Walden Bello vermittelt in "Politik des Hungers" Hintergründe zur globalen Landwirtschaft

Von Axel Berger *

Die Nahrungsmittelkrise von 2007 und die darauf folgenden Hungerrevolten haben die Organisationsprinzipien der globalen Landwirtschaft wieder verstärkt in die öffentliche Diskussion gebracht. Dazu hat der philippinische Soziologieprofessor, Walden Bello, mit seinem Buch »Politik des Hungers« eine lesenswerte Analyse vorgelegt.

Hunger wird gemacht: So lautet die zentrale These von Walden Bello in seiner umfangreichen Studie über die globale Landwirtschaft »Politik des Hungers«. Er widerspricht damit ausdrücklich jenen Analysten, die die sich teilweise verdreifachenden Preise für Nahrungsmittel im Jahre 2007 als Folge von Missernten klassifizierten.
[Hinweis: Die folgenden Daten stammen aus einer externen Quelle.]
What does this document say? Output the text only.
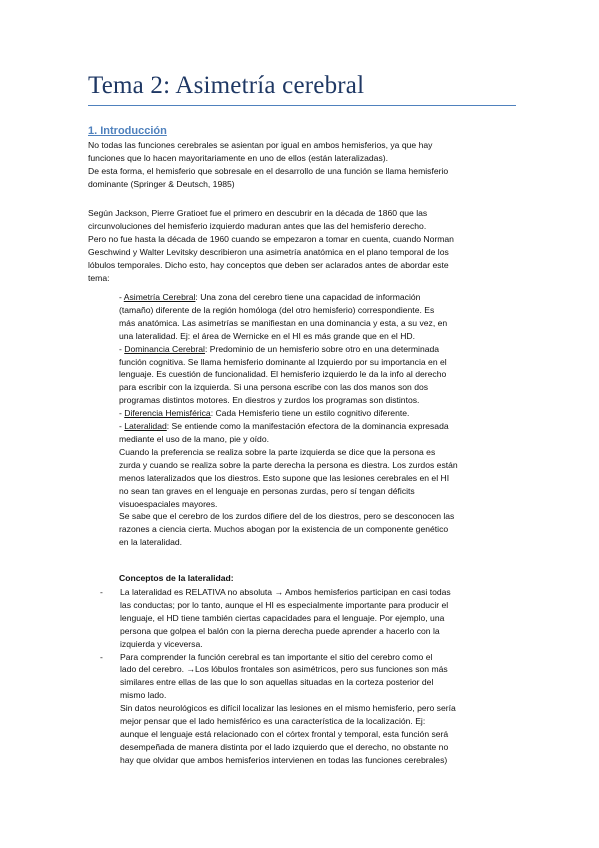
Tema 2: Asimetría cerebral
1. Introducción
No todas las funciones cerebrales se asientan por igual en ambos hemisferios, ya que hay
funciones que lo hacen mayoritariamente en uno de ellos (están lateralizadas).
De esta forma, el hemisferio que sobresale en el desarrollo de una función se llama hemisferio
dominante (Springer & Deutsch, 1985)
Según Jackson, Pierre Gratioet fue el primero en descubrir en la década de 1860 que las
circunvoluciones del hemisferio izquierdo maduran antes que las del hemisferio derecho.
Pero no fue hasta la década de 1960 cuando se empezaron a tomar en cuenta, cuando Norman
Geschwind y Walter Levitsky describieron una asimetría anatómica en el plano temporal de los
lóbulos temporales. Dicho esto, hay conceptos que deben ser aclarados antes de abordar este
tema:
- Asimetría Cerebral: Una zona del cerebro tiene una capacidad de información
(tamaño) diferente de la región homóloga (del otro hemisferio) correspondiente. Es
más anatómica. Las asimetrías se manifiestan en una dominancia y esta, a su vez, en
una lateralidad. Ej: el área de Wernicke en el HI es más grande que en el HD.
- Dominancia Cerebral: Predominio de un hemisferio sobre otro en una determinada
función cognitiva. Se llama hemisferio dominante al Izquierdo por su importancia en el
lenguaje. Es cuestión de funcionalidad. El hemisferio izquierdo le da la info al derecho
para escribir con la izquierda. Si una persona escribe con las dos manos son dos
programas distintos motores. En diestros y zurdos los programas son distintos.
- Diferencia Hemisférica: Cada Hemisferio tiene un estilo cognitivo diferente.
- Lateralidad: Se entiende como la manifestación efectora de la dominancia expresada
mediante el uso de la mano, pie y oído.
Cuando la preferencia se realiza sobre la parte izquierda se dice que la persona es
zurda y cuando se realiza sobre la parte derecha la persona es diestra. Los zurdos están
menos lateralizados que los diestros. Esto supone que las lesiones cerebrales en el HI
no sean tan graves en el lenguaje en personas zurdas, pero sí tengan déficits
visuoespaciales mayores.
Se sabe que el cerebro de los zurdos difiere del de los diestros, pero se desconocen las
razones a ciencia cierta. Muchos abogan por la existencia de un componente genético
en la lateralidad.
Conceptos de la lateralidad:
- La lateralidad es RELATIVA no absoluta → Ambos hemisferios participan en casi todas
las conductas; por lo tanto, aunque el HI es especialmente importante para producir el
lenguaje, el HD tiene también ciertas capacidades para el lenguaje. Por ejemplo, una
persona que golpea el balón con la pierna derecha puede aprender a hacerlo con la
izquierda y viceversa.
- Para comprender la función cerebral es tan importante el sitio del cerebro como el
lado del cerebro. →Los lóbulos frontales son asimétricos, pero sus funciones son más
similares entre ellas de las que lo son aquellas situadas en la corteza posterior del
mismo lado.
Sin datos neurológicos es difícil localizar las lesiones en el mismo hemisferio, pero sería
mejor pensar que el lado hemisférico es una característica de la localización. Ej:
aunque el lenguaje está relacionado con el córtex frontal y temporal, esta función será
desempeñada de manera distinta por el lado izquierdo que el derecho, no obstante no
hay que olvidar que ambos hemisferios intervienen en todas las funciones cerebrales)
Sowohl die UNO als auch die meisten Nichtregierungsorganisationen, wie etwa die deutsche WEED, kamen damals zu dem Ergebnis, die Preissteigerungen seien die Folge der verstärkten Spekulation auf dem Weltagrarmarkt und künstlicher Verknappung gewesen.

Dieser Einschätzung widerspricht der philippinische globalisierungskritische Soziologe und Träger des Alternativen Nobelpreises Walden Bello. Für Bello stellen die Spekulationen lediglich die Oberfläche einer tiefer liegenden Tragödie dar. Als zentrale Ursache identifiziert er die »als Strukturanpassung bekannte massive Neuausrichtung der Agrarpolitik«, wie sie von Weltbank und Internationalem Währungsfonds mehr als 90 Entwicklungs- und Schwellenländern vor allem seit den 80er Jahren aufgenötigt worden sei. Deren Folgen stellt er in der »Politik des Hungers« anhand von vier regionalen Beispielen (Mexiko, Philippinen, Subsahara-Afrika, China) eingehend dar.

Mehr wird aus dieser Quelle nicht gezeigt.